You’ve slogged through the twenty-odd pages of your GCSE maths paper. You’ve got a good feeling about this one – you think you’ve got most of it right. And you’ve got ten minutes of the exam left. So what do you do?

When I was sitting my exams, the usual answer was ‘count ceiling tiles’ or ‘look for prime factors of my friends’ phone numbers’. I was an odd child. It turns out that the correct answer – as evidenced by my 99% mark for one paper in which I mis-measured a circle – is to check your work.
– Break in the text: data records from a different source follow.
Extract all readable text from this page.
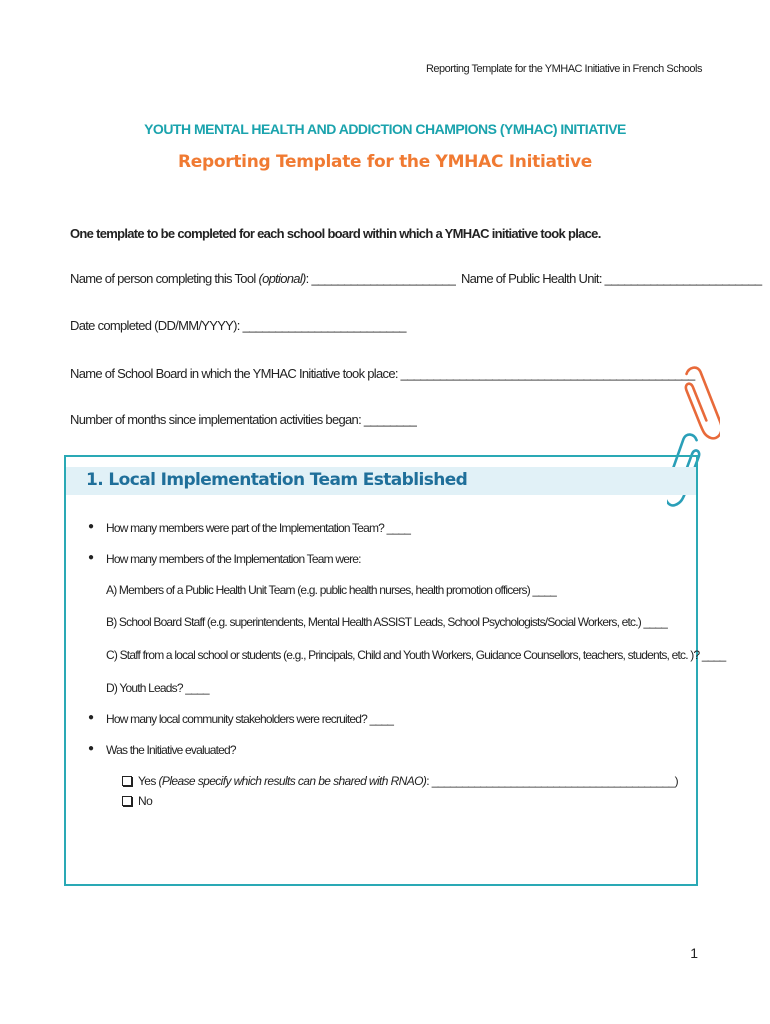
Reporting Template for the YMHAC Initiative in French Schools
YOUTH MENTAL HEALTH AND ADDICTION CHAMPIONS (YMHAC) INITIATIVE
Reporting Template for the YMHAC Initiative
One template to be completed for each school board within which a YMHAC initiative took place.
Name of person completing this Tool (optional): ______________________ Name of Public Health Unit: ________________________
Date completed (DD/MM/YYYY): _________________________
Name of School Board in which the YMHAC Initiative took place: _____________________________________________
Number of months since implementation activities began: ________
1. Local Implementation Team Established
● How many members were part of the Implementation Team? ____
● How many members of the Implementation Team were:
A) Members of a Public Health Unit Team (e.g. public health nurses, health promotion officers) ____
B) School Board Staff (e.g. superintendents, Mental Health ASSIST Leads, School Psychologists/Social Workers, etc.) ____
C) Staff from a local school or students (e.g., Principals, Child and Youth Workers, Guidance Counsellors, teachers, students, etc. )? ____
D) Youth Leads? ____
● How many local community stakeholders were recruited? ____
● Was the Initiative evaluated?
Yes (Please specify which results can be shared with RNAO): ________________________________________)
No
1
Believe me, it’s less tedious than counting ceiling tiles, and much more rewarding. There are many ways to check your work:

  • Look for a different way to do a question
  • Check that your answer makes sense – is your sale price lower than the original price?
  • Measure all the things you were meant to measure, twice.
  • See if you can get back from your answer to the numbers in the question
  • Read each question to make sure you’ve given the answer they asked for
  • Did you write your units down?

There are probably a dozen others I’ve overlooked – do you have any tips?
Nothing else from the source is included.